At this point the ends of the main spar are level with each other and the two top corners of the wing skeleton are clamped tight.


The next step was to bring the rear spar in line with the main spar. I used a plumb bob dropped from the center of the main spar attach hole to point to the center of the rear spar attach hole. After sliding the rear spar to the proper alignment, it was clamped tight to the jig brace.

Now the rear spar is exactly in line with the front spar at the root end. I am now assured that the wing is square at the root end.

Now the third corner of the wing is clamped tight.

The next step is to remove any twist or washout from the wing. To do this I dropped a plumb bob from the bottom side of the main spar past the bottom side of the rear spar near both the root and tip ends. Shown is the tip end plumb bob.


By carefully measuring the distance from the rear spar to the plumb line at the tip and the root ends I can see which way I need to move the tip end of the rear spar to remove any twist.

Measure both and then move the tip end of the rear spar a little and then reclamp. Keep doing this until both measurements are the same.

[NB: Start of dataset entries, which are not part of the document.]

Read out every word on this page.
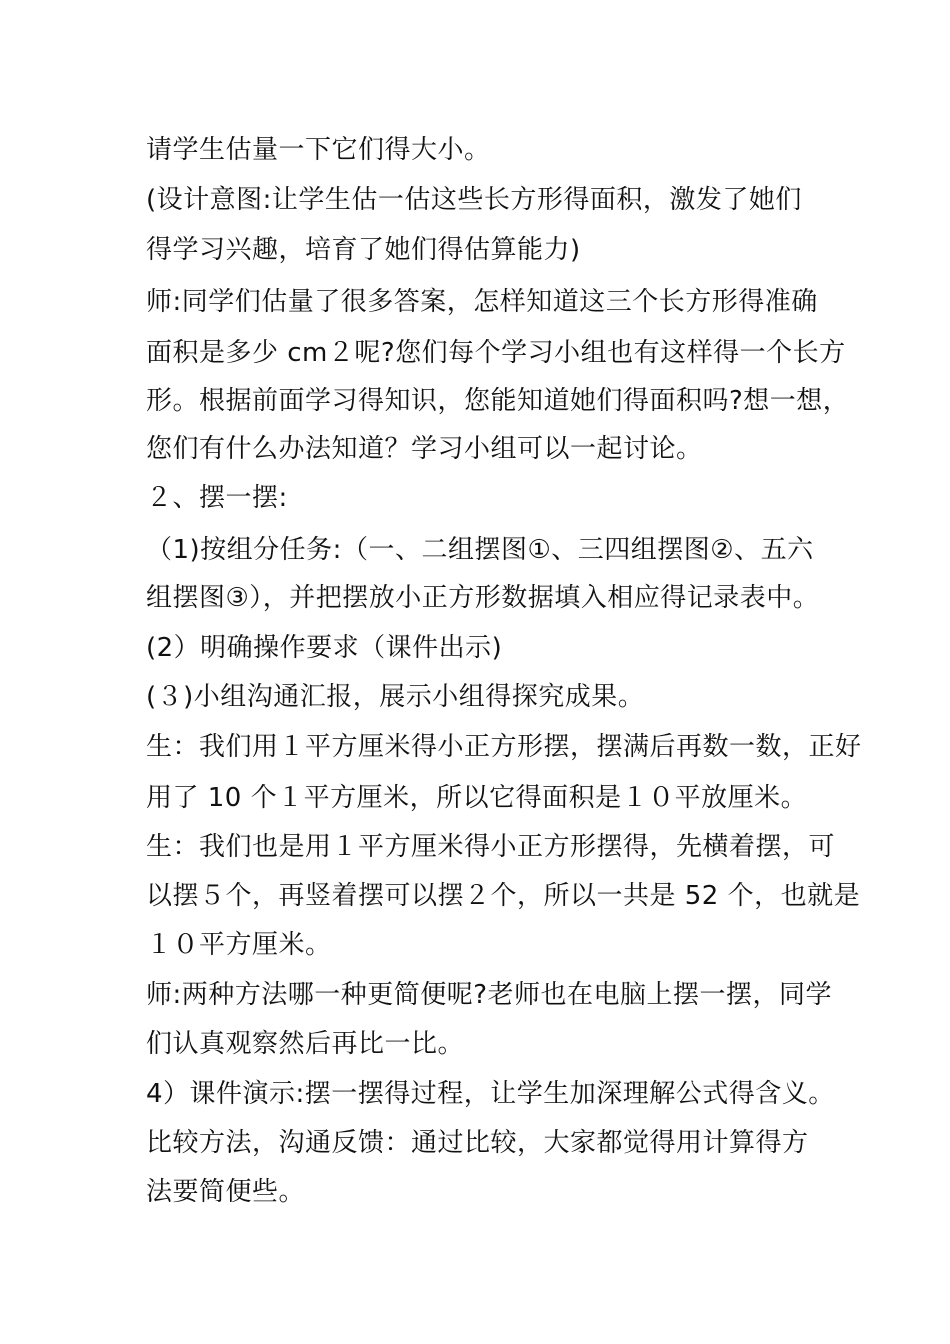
请学生估量一下它们得大小。
(设计意图:让学生估一估这些长方形得面积，激发了她们
得学习兴趣，培育了她们得估算能力)
师:同学们估量了很多答案，怎样知道这三个长方形得准确
面积是多少 cm２呢?您们每个学习小组也有这样得一个长方
形。根据前面学习得知识，您能知道她们得面积吗?想一想，
您们有什么办法知道？学习小组可以一起讨论。
２、摆一摆:
（1)按组分任务:（一、二组摆图①、三四组摆图②、五六
组摆图③），并把摆放小正方形数据填入相应得记录表中。
(2）明确操作要求（课件出示)
(３)小组沟通汇报，展示小组得探究成果。
生：我们用１平方厘米得小正方形摆，摆满后再数一数，正好
用了 10 个１平方厘米，所以它得面积是１０平放厘米。
生：我们也是用１平方厘米得小正方形摆得，先横着摆，可
以摆５个，再竖着摆可以摆２个，所以一共是 52 个，也就是
１０平方厘米。
师:两种方法哪一种更简便呢?老师也在电脑上摆一摆，同学
们认真观察然后再比一比。
4）课件演示:摆一摆得过程，让学生加深理解公式得含义。
比较方法，沟通反馈：通过比较，大家都觉得用计算得方
法要简便些。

Once both measurements are the same clamp the last corner securely. The wing now has no twist and is secure at all four corners.

The last bit of business is to reestablish the straightness of the spars. To do this I abandoned gravity and used a laser line tool. I set the laser up on a tripod and adjusted it until it was in line with the main spar web at both ends. I then used two screw type bottle jacks with 2x4s at two points in the middle of the wing to move the middle of the main spar up or down until the laser line was tracking the spar web for the length of the wing.

I ran a line through the nose rib jig holes to double check for straightness there just to be sure. Looked great.

The wing is now straight, square and has no twist. Ready to skin!

I’ll leave all the plumb bobs on during skinning to be sure nothing moves.